I have been drawing and painting since I can remember. My earliest memory is when I was in third grade- I knew I wanted to be an artist and I have regarded myself as one ever since. At an early age, I began receiving recognition for my artwork from school and my community through various art shows and competitions. Growing up in rural Minnesota, I didn’t really have many resources to draw from as far as influence other then what I was exposed to at school or on television. The paintings of Ernie Barnes are what inspired me to become an artist. Most people may recognize his work from the closing credits of the T.V. show Good Times. I admired his figurative style, color, and subject matter. It was the first time I saw paintings with people of color.

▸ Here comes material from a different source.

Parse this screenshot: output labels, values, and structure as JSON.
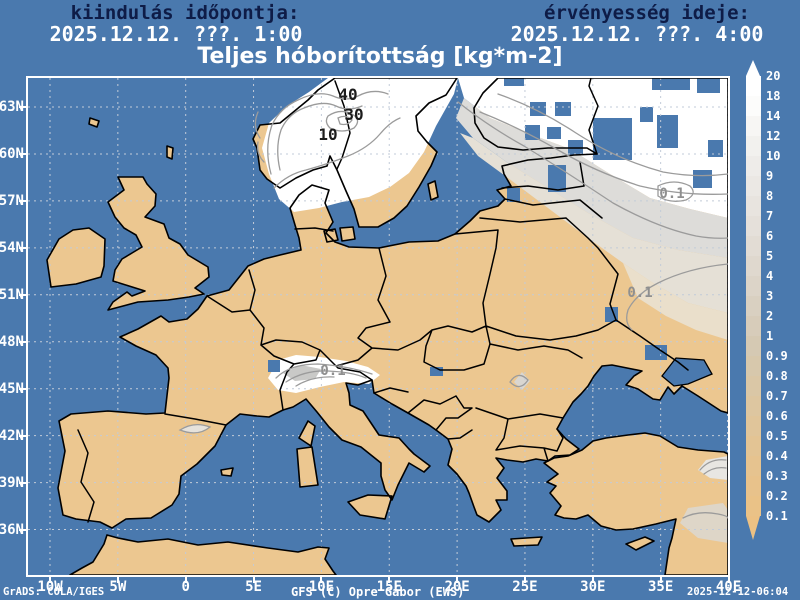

Today, I draw inspiration from many of the things around me- the African American and Latino community, urban style and street art, and film. I am also influenced by my South American heritage as well as historical art movements like early Hip Hop and The Harlem Renaissance. Even though one may not see a direct connection to those influences in my art, they act as a starting point or vehicle in my process. For stylistic influence, I'm usually inspired by artists such as Jacob Lawrence, Aaron Douglas, Diego Rivera, Pablo Picasso, Mercedes Matter, and contemporary artists like Kadir Nelson and Kehinde Wiley.
The most important goal I strive for in my work is communicating positive ideas and images about the people and culture in my family and community. I want to provide a social, political, and cultural voice for a group of people that may be misunderstood, misrepresented, and stereotyped. I like to create work that not only illustrates the beauty and strength of a multicultural kaleidoscope of people but also create work that is identifiable and relatable to those that are usually ignored.